Voglio portare alla vostra attenzione un tema delicato, ormai attuale, che dobbiamo affrontare seriamente e subito. Non si possono sempre rincorrere i fenomeni e trovare soluzioni normative che nascono vecchie! Se un editore oggi aprisse un sito di notizie usando in parte rilevante solo articoli prodotti dall’intelligenza artificiale, quali sono gli strumenti a nostra disposizione per controllare l’autorevolezza e le responsabilità editoriali? Siti che ovviamente si sostengono con la profilazione degli utenti e che, sappiamo, stanno già lavorando su questa innovazione. Capacità di visione, confronto e soluzioni condivise. Di questo c’è bisogno per affrontare un cambiamento così rapido ed epocale. Non siamo più nella transizione digitale, siamo dentro il digitale. Credo fermamente nel ruolo cardine della professione giornalistica per la democrazia e in ogni occasione pubblica scandisco bene la mia convinzione: sostenere l’informazione è un dovere. Ed è quello che facciamo attraverso contributi diretti e indiretti. Ma serve responsabilità reciproca. Così come intendo intervenire sull’informazione primaria, affinché i contratti per l’acquisizione dei servizi con le agenzie di stampa vengano ridefiniti in un’ottica pluriennale e di pluralismo, premiante per chi fa investimenti e assunzioni. Ma tutto si tiene sempre e solo se la professione giornalistica non disperde i valori alla base della sua funzione sociale.
I rischi non mancano, a cominciare dal fenomeno della pirateria online che continua, purtroppo, a causare danni ingenti anche alla filiera dell’editoria, pregiudicando il lavoro di editori, autori, giornalisti, distributori, edicolanti e di quanti contribuiscono alla diffusione della cultura e dell’informazione.
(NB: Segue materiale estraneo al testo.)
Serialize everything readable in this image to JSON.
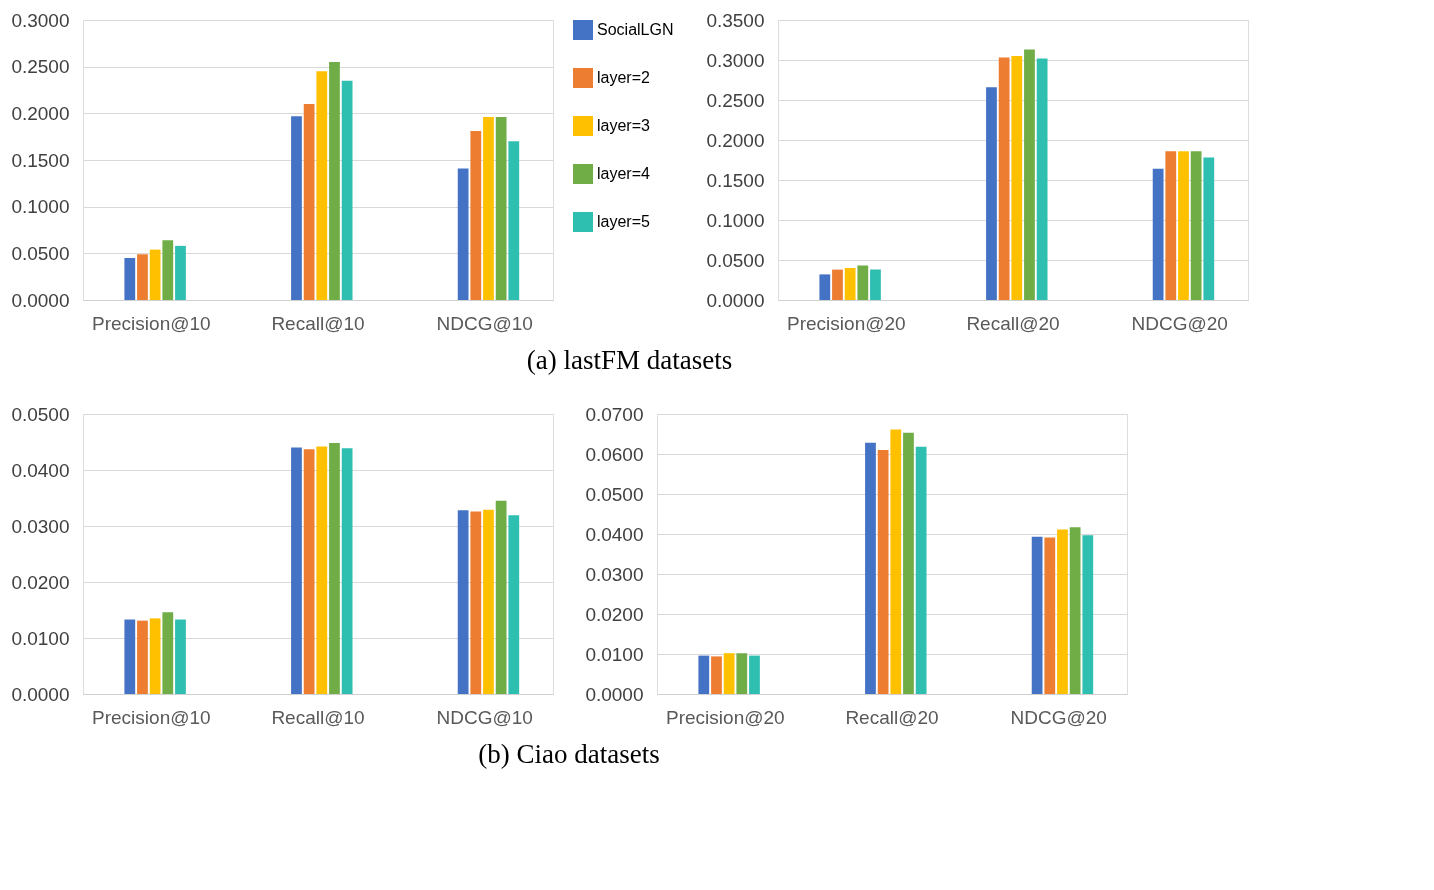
{
  "chart_data": [
    {
      "type": "bar",
      "categories": [
        "Precision@10",
        "Recall@10",
        "NDCG@10"
      ],
      "ylim": [
        0,
        0.3
      ],
      "yticks": [
        {
          "value": 0,
          "label": "0.0000"
        },
        {
          "value": 0.05,
          "label": "0.0500"
        },
        {
          "value": 0.1,
          "label": "0.1000"
        },
        {
          "value": 0.15,
          "label": "0.1500"
        },
        {
          "value": 0.2,
          "label": "0.2000"
        },
        {
          "value": 0.25,
          "label": "0.2500"
        },
        {
          "value": 0.3,
          "label": "0.3000"
        }
      ],
      "grid": "y",
      "legend": "right",
      "annotations": [
        "(a) lastFM datasets"
      ],
      "series": [
        {
          "name": "SocialLGN",
          "color": "#4472c4",
          "values": [
            0.045,
            0.197,
            0.141
          ]
        },
        {
          "name": "layer=2",
          "color": "#ed7d31",
          "values": [
            0.049,
            0.21,
            0.181
          ]
        },
        {
          "name": "layer=3",
          "color": "#ffc000",
          "values": [
            0.054,
            0.245,
            0.196
          ]
        },
        {
          "name": "layer=4",
          "color": "#70ad47",
          "values": [
            0.064,
            0.255,
            0.196
          ]
        },
        {
          "name": "layer=5",
          "color": "#2fbfb0",
          "values": [
            0.058,
            0.235,
            0.17
          ]
        }
      ]
    },
    {
      "type": "bar",
      "categories": [
        "Precision@20",
        "Recall@20",
        "NDCG@20"
      ],
      "ylim": [
        0,
        0.35
      ],
      "yticks": [
        {
          "value": 0,
          "label": "0.0000"
        },
        {
          "value": 0.05,
          "label": "0.0500"
        },
        {
          "value": 0.1,
          "label": "0.1000"
        },
        {
          "value": 0.15,
          "label": "0.1500"
        },
        {
          "value": 0.2,
          "label": "0.2000"
        },
        {
          "value": 0.25,
          "label": "0.2500"
        },
        {
          "value": 0.3,
          "label": "0.3000"
        },
        {
          "value": 0.35,
          "label": "0.3500"
        }
      ],
      "grid": "y",
      "series": [
        {
          "color": "#4472c4",
          "values": [
            0.032,
            0.266,
            0.164
          ]
        },
        {
          "color": "#ed7d31",
          "values": [
            0.038,
            0.303,
            0.186
          ]
        },
        {
          "color": "#ffc000",
          "values": [
            0.04,
            0.305,
            0.186
          ]
        },
        {
          "color": "#70ad47",
          "values": [
            0.043,
            0.313,
            0.186
          ]
        },
        {
          "color": "#2fbfb0",
          "values": [
            0.038,
            0.302,
            0.178
          ]
        }
      ]
    },
    {
      "type": "bar",
      "categories": [
        "Precision@10",
        "Recall@10",
        "NDCG@10"
      ],
      "ylim": [
        0,
        0.05
      ],
      "yticks": [
        {
          "value": 0,
          "label": "0.0000"
        },
        {
          "value": 0.01,
          "label": "0.0100"
        },
        {
          "value": 0.02,
          "label": "0.0200"
        },
        {
          "value": 0.03,
          "label": "0.0300"
        },
        {
          "value": 0.04,
          "label": "0.0400"
        },
        {
          "value": 0.05,
          "label": "0.0500"
        }
      ],
      "grid": "y",
      "annotations": [
        "(b) Ciao datasets"
      ],
      "series": [
        {
          "color": "#4472c4",
          "values": [
            0.0133,
            0.044,
            0.0328
          ]
        },
        {
          "color": "#ed7d31",
          "values": [
            0.0131,
            0.0437,
            0.0326
          ]
        },
        {
          "color": "#ffc000",
          "values": [
            0.0135,
            0.0442,
            0.0329
          ]
        },
        {
          "color": "#70ad47",
          "values": [
            0.0146,
            0.0448,
            0.0345
          ]
        },
        {
          "color": "#2fbfb0",
          "values": [
            0.0133,
            0.0439,
            0.0319
          ]
        }
      ]
    },
    {
      "type": "bar",
      "categories": [
        "Precision@20",
        "Recall@20",
        "NDCG@20"
      ],
      "ylim": [
        0,
        0.07
      ],
      "yticks": [
        {
          "value": 0,
          "label": "0.0000"
        },
        {
          "value": 0.01,
          "label": "0.0100"
        },
        {
          "value": 0.02,
          "label": "0.0200"
        },
        {
          "value": 0.03,
          "label": "0.0300"
        },
        {
          "value": 0.04,
          "label": "0.0400"
        },
        {
          "value": 0.05,
          "label": "0.0500"
        },
        {
          "value": 0.06,
          "label": "0.0600"
        },
        {
          "value": 0.07,
          "label": "0.0700"
        }
      ],
      "grid": "y",
      "series": [
        {
          "color": "#4472c4",
          "values": [
            0.0096,
            0.0628,
            0.0393
          ]
        },
        {
          "color": "#ed7d31",
          "values": [
            0.0094,
            0.061,
            0.0391
          ]
        },
        {
          "color": "#ffc000",
          "values": [
            0.0102,
            0.0661,
            0.0411
          ]
        },
        {
          "color": "#70ad47",
          "values": [
            0.0102,
            0.0653,
            0.0417
          ]
        },
        {
          "color": "#2fbfb0",
          "values": [
            0.0096,
            0.0618,
            0.0397
          ]
        }
      ]
    }
  ]
}
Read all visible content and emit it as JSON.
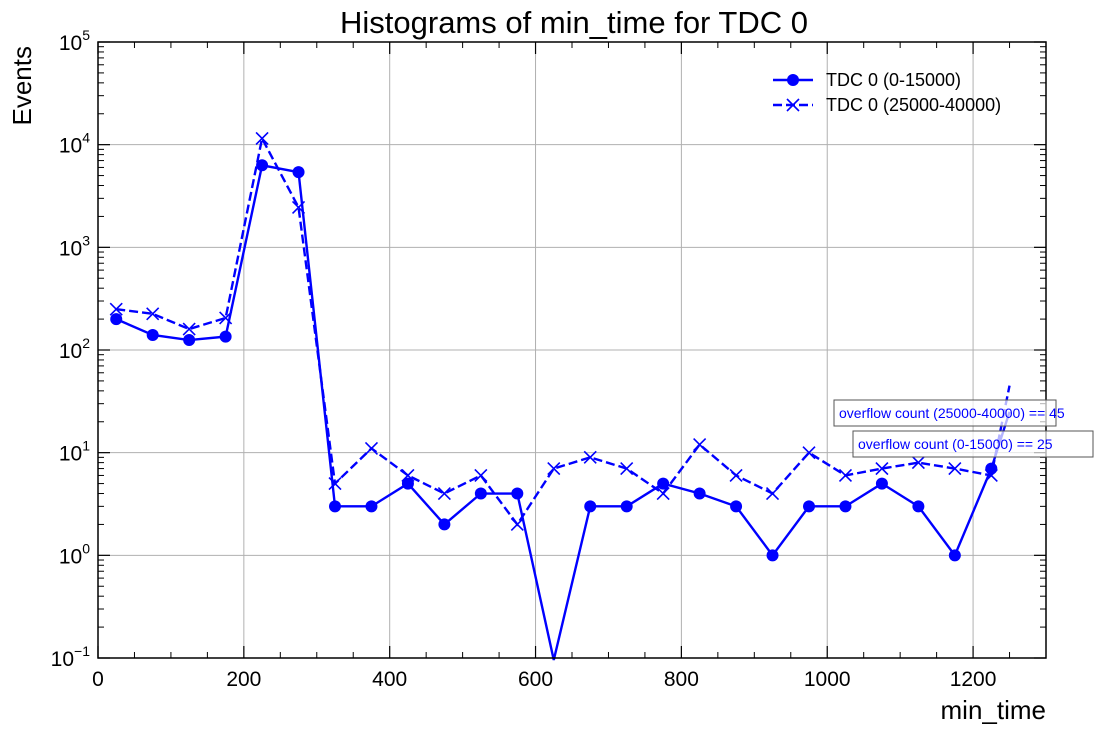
{
  "chart_data": {
    "type": "line",
    "title": "Histograms of min_time for TDC 0",
    "xlabel": "min_time",
    "ylabel": "Events",
    "xlim": [
      0,
      1300
    ],
    "ylim": [
      0.1,
      100000
    ],
    "yscale": "log",
    "grid": true,
    "legend_position": "top-right",
    "x_ticks": [
      "0",
      "200",
      "400",
      "600",
      "800",
      "1000",
      "1200"
    ],
    "y_ticks": [
      {
        "base": "10",
        "exp": "−1"
      },
      {
        "base": "10",
        "exp": "0"
      },
      {
        "base": "10",
        "exp": "1"
      },
      {
        "base": "10",
        "exp": "2"
      },
      {
        "base": "10",
        "exp": "3"
      },
      {
        "base": "10",
        "exp": "4"
      },
      {
        "base": "10",
        "exp": "5"
      }
    ],
    "x": [
      25,
      75,
      125,
      175,
      225,
      275,
      325,
      375,
      425,
      475,
      525,
      575,
      625,
      675,
      725,
      775,
      825,
      875,
      925,
      975,
      1025,
      1075,
      1125,
      1175,
      1225,
      1250
    ],
    "series": [
      {
        "name": "TDC 0 (0-15000)",
        "color": "#0000ff",
        "line_style": "solid",
        "marker": "circle",
        "values": [
          200,
          140,
          125,
          135,
          6300,
          5400,
          3,
          3,
          5,
          2,
          4,
          4,
          0,
          3,
          3,
          5,
          4,
          3,
          1,
          3,
          3,
          5,
          3,
          1,
          7,
          25
        ]
      },
      {
        "name": "TDC 0 (25000-40000)",
        "color": "#0000ff",
        "line_style": "dashed",
        "marker": "x",
        "values": [
          250,
          225,
          160,
          205,
          11500,
          2450,
          5,
          11,
          6,
          4,
          6,
          2,
          7,
          9,
          7,
          4,
          12,
          6,
          4,
          10,
          6,
          7,
          8,
          7,
          6,
          45
        ]
      }
    ],
    "annotations": [
      "overflow count (25000-40000) == 45",
      "overflow count (0-15000) == 25"
    ]
  }
}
La pirateria si combatte anzitutto con il rafforzamento delle disposizioni normative, a livello europeo e nazionale, ma si combatte anche con un’educazione civica digitale e una “cultura” sociale che riconosca il valore del diritto d’autore e dei diritti connessi. E denunci in maniera tempestiva le violazioni. Consapevole di questo sto studiando con il mio Dipartimento nuove funzioni sul contrasto alla pirateria e sulla cybersecurity, fra le quali un’ampia divulgazione di una nuova educazione civica digitale. Noi ci siamo. Ma è insieme che si esce dal tunnel.